The main function of the Wi-Fi Tag is to enable determination of the assets or personnel to which the tag is attached. This is accomplished in several ways - one of which is by the tag transmitting packets at pre-defined intervals in pre-configured channels and transmission patterns. These packets, and information pertaining to them, are forwarded to an appropriate localization infrastructure, which may be located anywhere in the IP network. By using the received signal strength in those packets, location engines residing in the server compute the position and location of the tags. Another method is to have the tags scan for Wi-Fi Access Points in the vicinity and report their identities along with the signal strength measurements of their transmissions to the location server. Here, there is no dependency on the Wi-Fi infrastructure to aid locationing. The WiSeMote Location Management software offers the ability to compute the location of tags using the information reported by them. The enterprise product is delivered in two variations:

The Standard Access Point (SAP) locationing requires the tags to report a sufficient number of Access Point signal strength information in order to compute the tag's location using trilateration enhanced by information from a Site Survey carried out in advance. Typically, an enterprise Wi-Fi deployment would need to be enhanced to provide for the requirements for standard locationing over the entire area.
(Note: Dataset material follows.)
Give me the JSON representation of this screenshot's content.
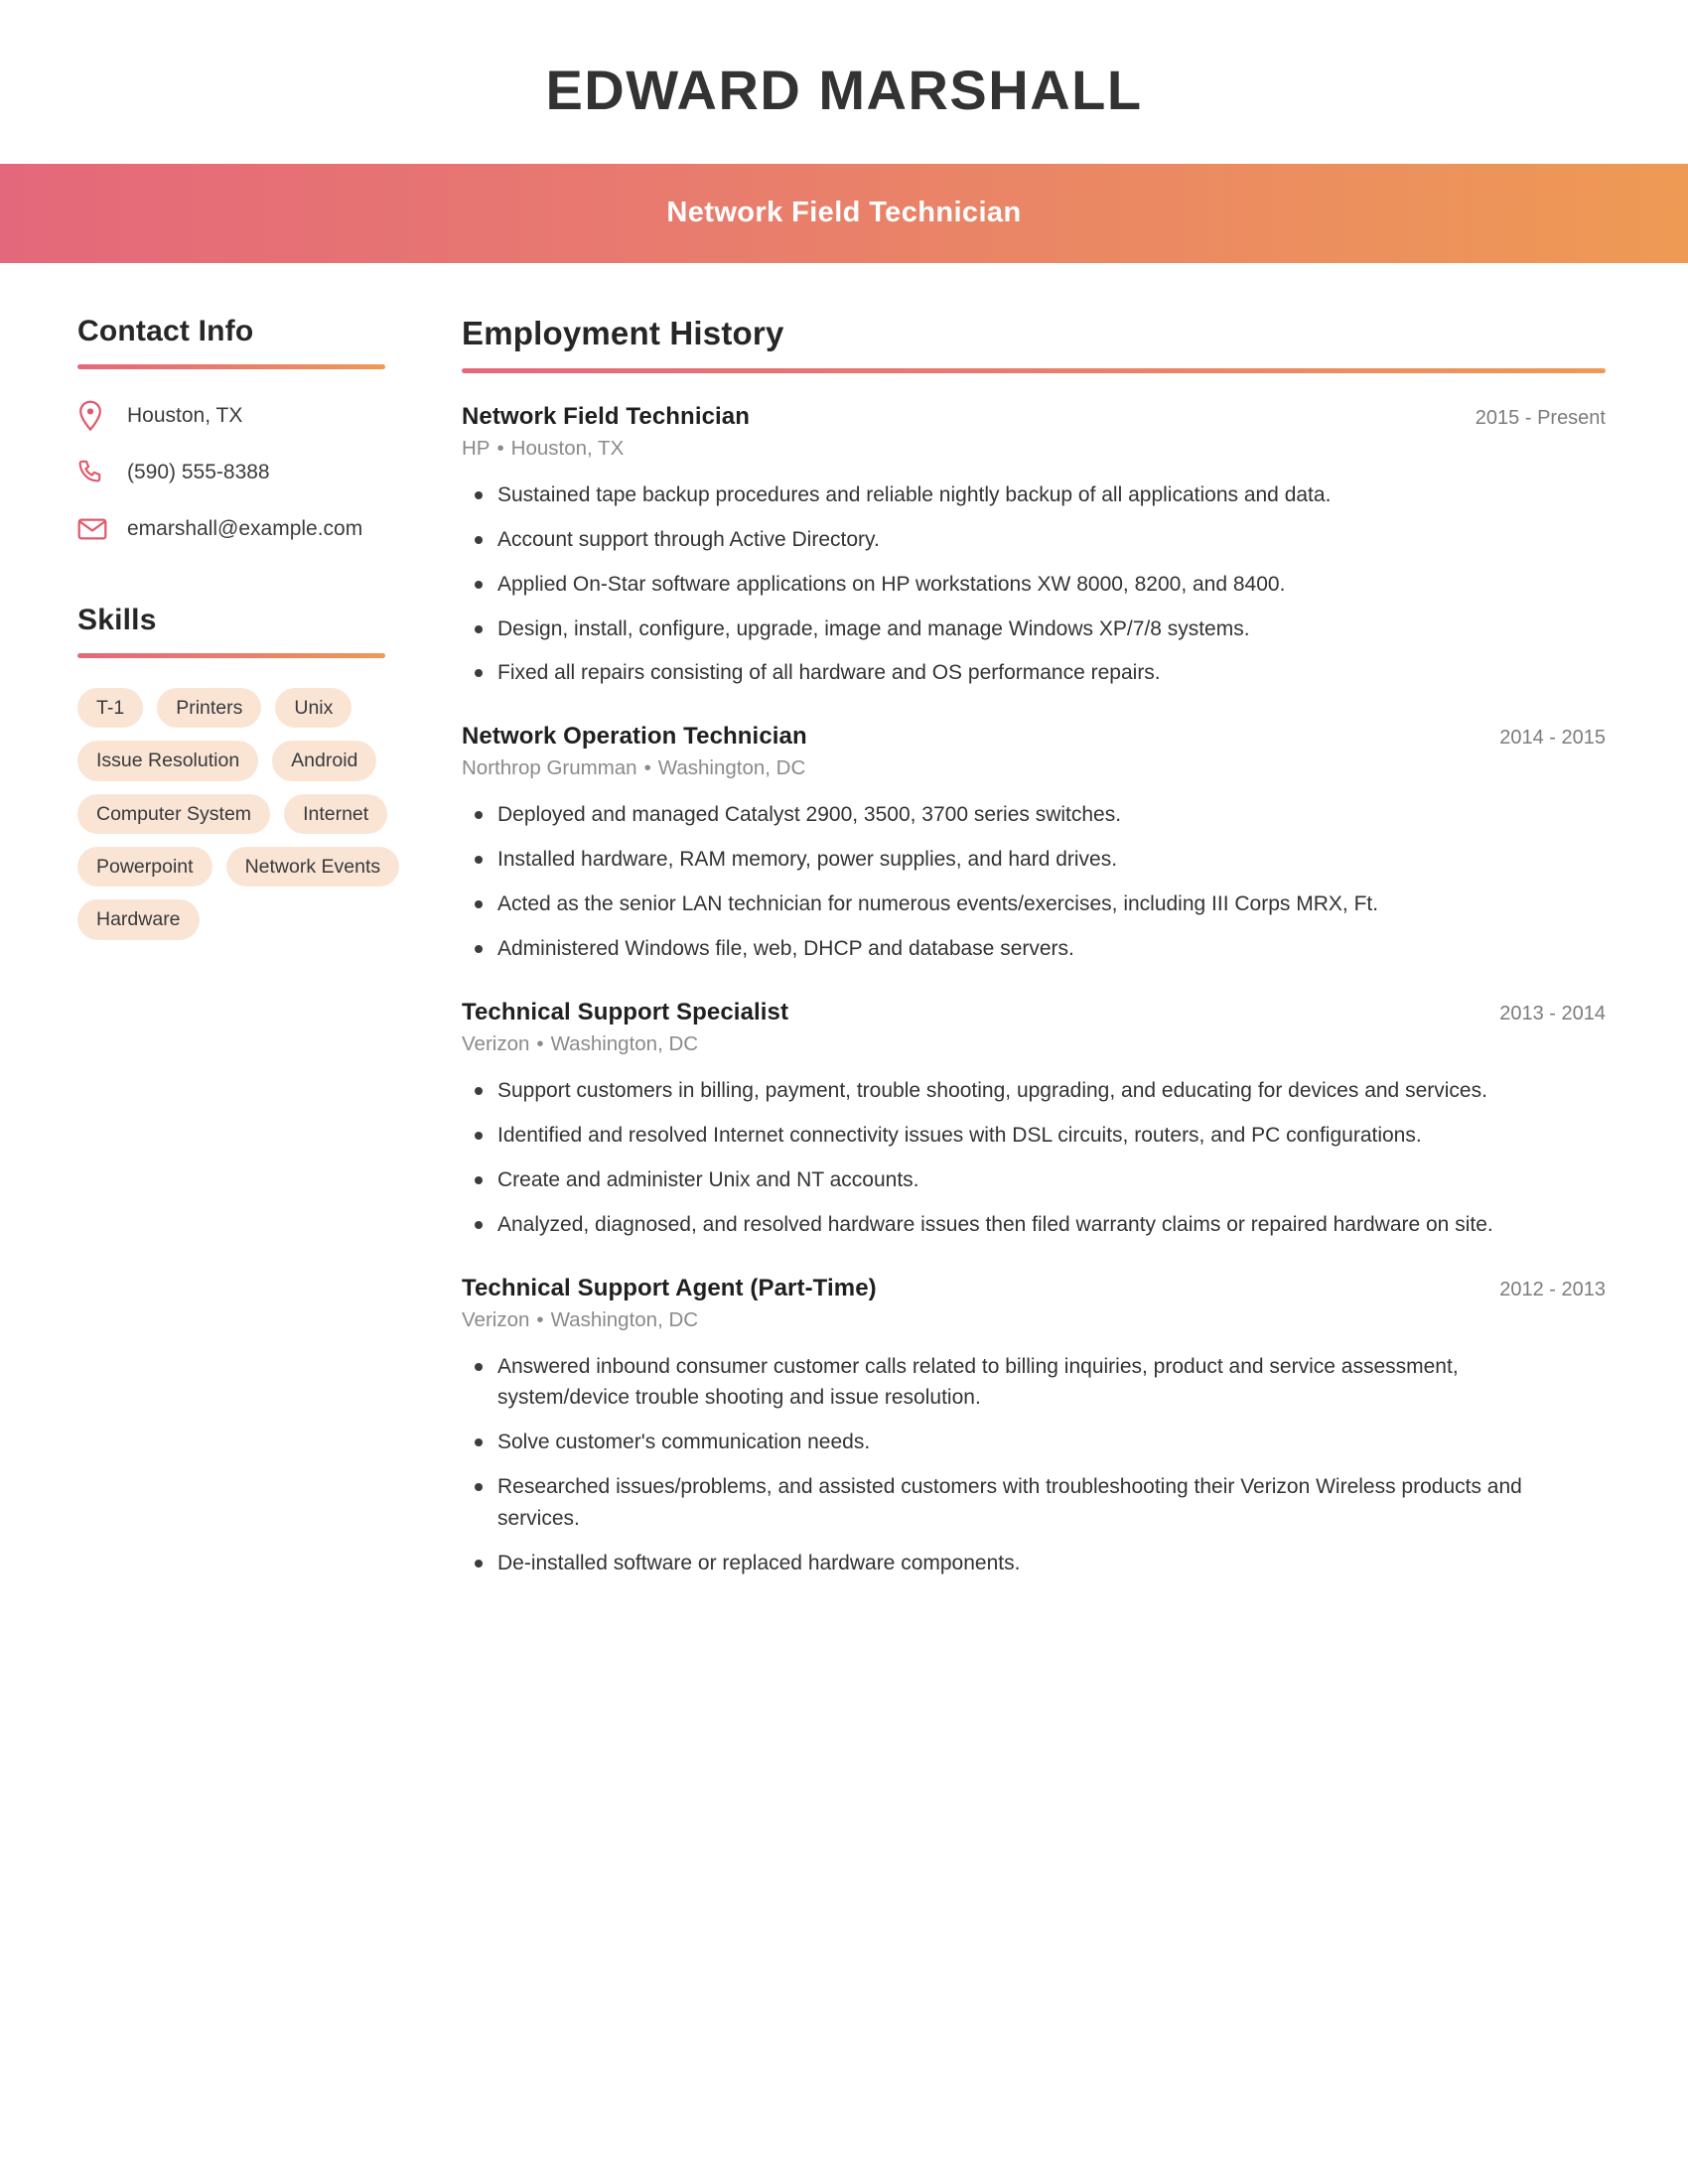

The Nearest Access Point (NAP) locationing operates of any available Wi-Fi deployment. In many applications, it is sufficient to locate an asset or personnel to, for example, a building, floor, and wing. Wi-Fi infrastructure need not be enhanced for this, nor is it required to carry out a detailed site survey. This is a lower cost alternative for specific applications.

In all cases, the locationing may be augmented by the use of other infrastructure devices such as the SuperMote and ChokePoint Exciter.